Public opinion, as the crisis over the US spy plane demonstrated, now matters in China. But where do China’s intellectuals stand and what role do they play?
In the 1980s traditional Chinese respect for education was revived after the scourge of the Mao years. So was the Confucian notion that an intellectual’s highest calling is to tell a ruler what is best for the realm, whether by persuasion or – if you dare – through criticism and taking the consequences. In 1979, Liu Binyan's “People or Monsters?” spelled out how communism breeds corruption; in 1988 Su Xiaokang's film “River Elegy” sketched ways in which aspects of the narrow-minded despotism in China's imperial tradition remained alive and well in the Party. Both works – and others of the 1980s – mesmerized the public.
The years since the Tienanmen Massacre seem politically and intellectually anemic by comparison. After 1989 China seemed to lose its moral compass. Yet, at a time when an intellectual's conscience might seem most useful – they were inaudible.

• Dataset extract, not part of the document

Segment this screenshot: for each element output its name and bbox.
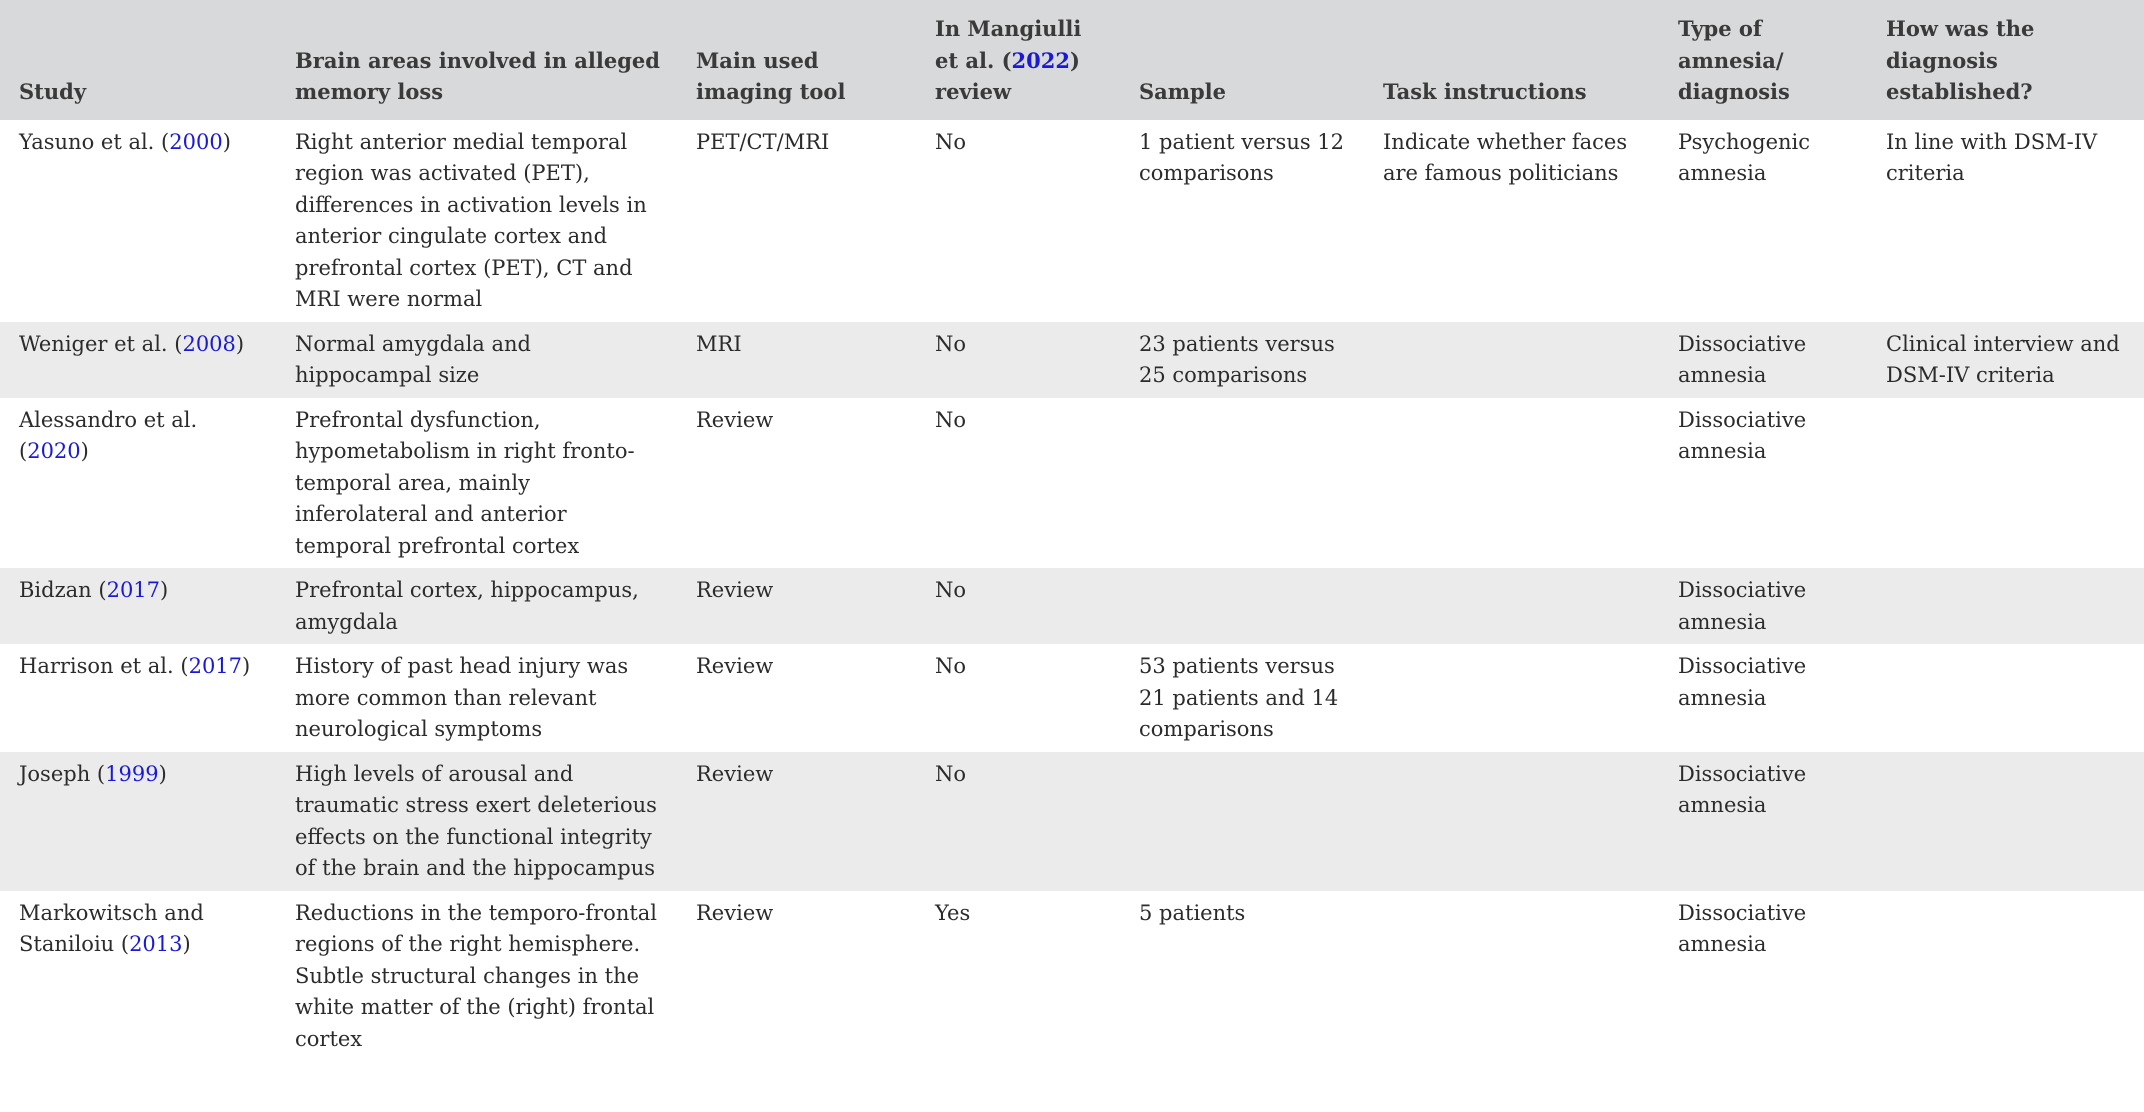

Why?
Repression is one reason. Ironclad taboos prevented public discussion of such subjects as the Cultural Revolution, the Tienanmen Massacre, Falun Gong or other topics perceived as vita the regime’s legitimacy and hold on power. Moreover, most of China's leading public intellectuals of the 1980s fled the country after 1989. A new generation of intellectual leaders needed time to emerge.